Two out of three ain’t bad though, and X-Men: Days of Future Past manages to be great. Where Winter Soldier finds significance in its subject matter, Days of Future Past gets by on some of the best character development in a superhero movie ever. Winter Soldier has character development, but it’s mostly at the service of the plot. Spider-Man is all character development and no plot. Days of Future Past’s plot is the character development, with a climax that hinges on a character’s choice rather than a big battle that’s barely more than a trope.

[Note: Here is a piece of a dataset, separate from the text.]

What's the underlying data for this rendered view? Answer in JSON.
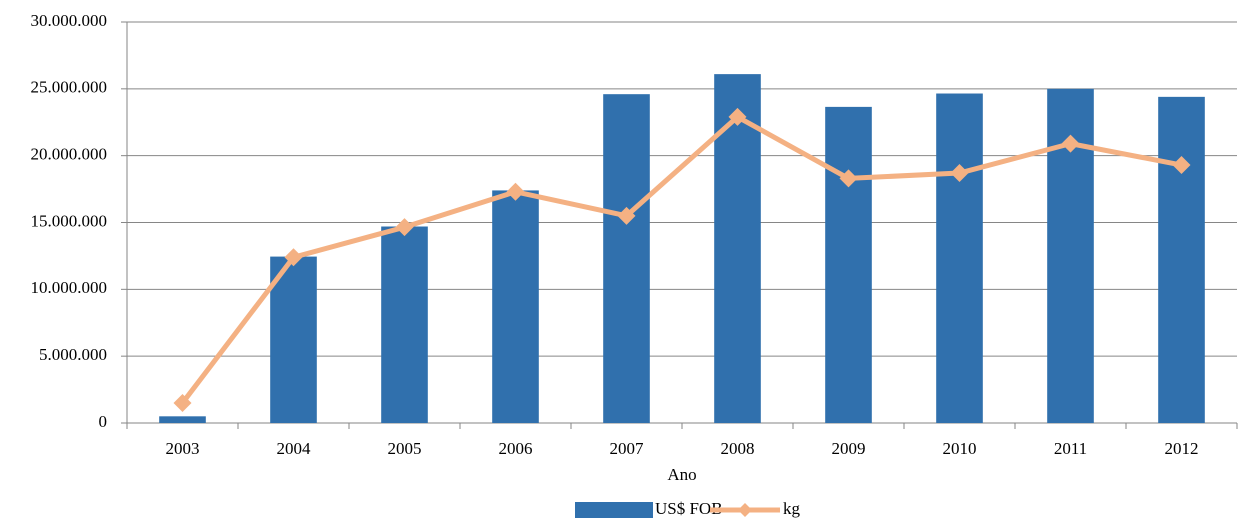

It’s not really about anything though- but that’s okay. Days of Future Past combines the cast of the Bryan Singer & crappy director Brett Ratner movies with the retro cast from First Class by sending Wolverine back in time (basically) to warn the estranged Charles Xavier (James McAvoy) and Magneto (Michael Fassbender) of a dark future that comes as a result of Mystique (Jennifer Lawrence) assassinating the scientist, Bolivar Trask (Peter Dinklage), who created the Sentinels, which are essentially mutant-hunting robots. Does it sound complicated? That’s okay, because the story is so well-organized around the characters and their decisions that you forget the time-travel stuff is bogus. You also don’t care that Singer isn’t aiming for deeper significance by making the mutants a social allegory like in his first two movies. Sometimes a great story and great characters are enough.
Days of Future Past was the only story I hadn’t read before seeing the movie. Spider-Man’s was one of my favorite comic book story arcs of all time, but it was my least favorite of the three. I’m not as much a Cassandra as many actual critics are about the state of Hollywood movies these days. I do wish there were more variance in blockbusters, but we’ll never reach a point when there aren’t good movies being made. And as far as comic book movies go, as long as they tell great stories, what is there to complain about? Consider this target audience member more than satisfied.